Acratopotes's picture

no contract is going to work Indi, unless you have one with DH -

yes good idea give DH a contract, if SD behaves you will do this or that for him, if she does not he will be punished and not in the Sally/Aniki way Wink

But if that does not help, simply lock the grand skip in her room comes night... I will never take on a grand kid, could not even raise my own lol...

completely overwhelmed's picture

We have tried something similar to this with SD (15), but it hasn't worked. Both sides need to be in agreement. My DH is very big on trying to find anything that will motivate SD. She has significant mental health challenges, Oppositional Defiant Disorder, ADHD, and developmental delays.

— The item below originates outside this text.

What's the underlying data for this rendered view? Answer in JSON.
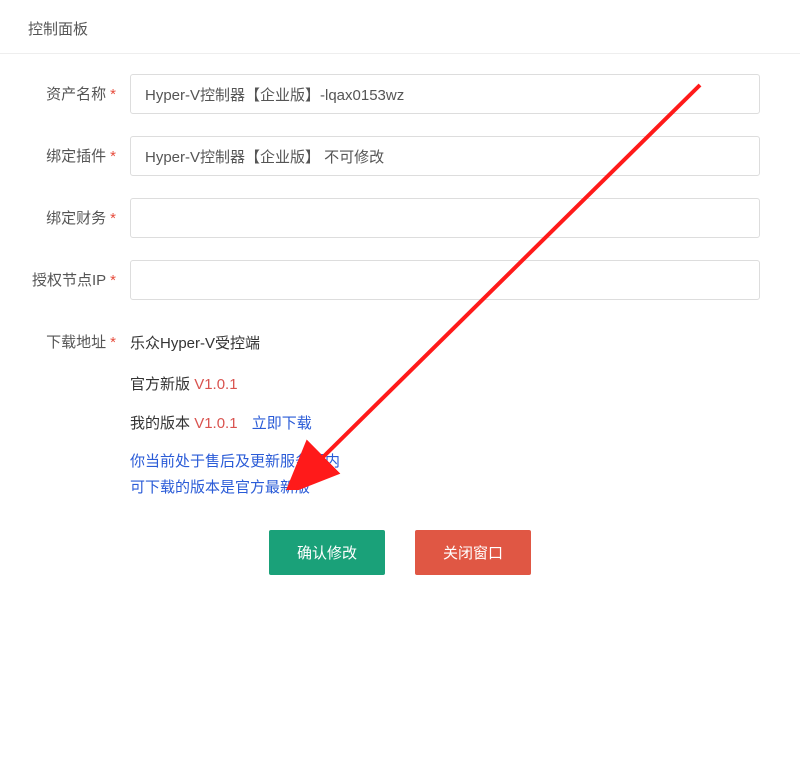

Two years ago, SD wanted a cell phone. My DH set-up a list of requirements for her to get a cell phone - grades, chores, simple behavior requirements. Fast forward two years, she hasn't even come close to doing anything to get the cell phone.

She has a list of personal hygiene tasks she has to do in the morning (brush teesh, comb hair, etc) and simple tasks my 3.5 year old can do (make bed, pick up in bathroom, put clothes in hamper). She refuses to do any of this.

We're out of things that can be taken away. She's so stubborn that she's go without before actually trying to do something she's told. Food is the new battleground and she's refusing to eat or even come downstairs for meals.

Her therapist has told us to work with her one very small tasks and building trust. My DH isn't happy about this. He's from a very different culture where kids do as they are told, so we really haven't tried it to see if it will work.

What the therapist wants us to do is tell her things like "we're having pancakes for breakfast, go wash your hands and come downstairs" rather than giving her a long list of things she needs to do.

Kids gain power over their parents when they can refuse to do things. They might figure out that if they want something, they have to do what their parents say. But if they decide the power struggle is more important, then it can descend into the mess we're having. Odds are in the next 2 months, SD will be hospitalized again, and we're adding an eating disorder and malnutrition to her list of problems.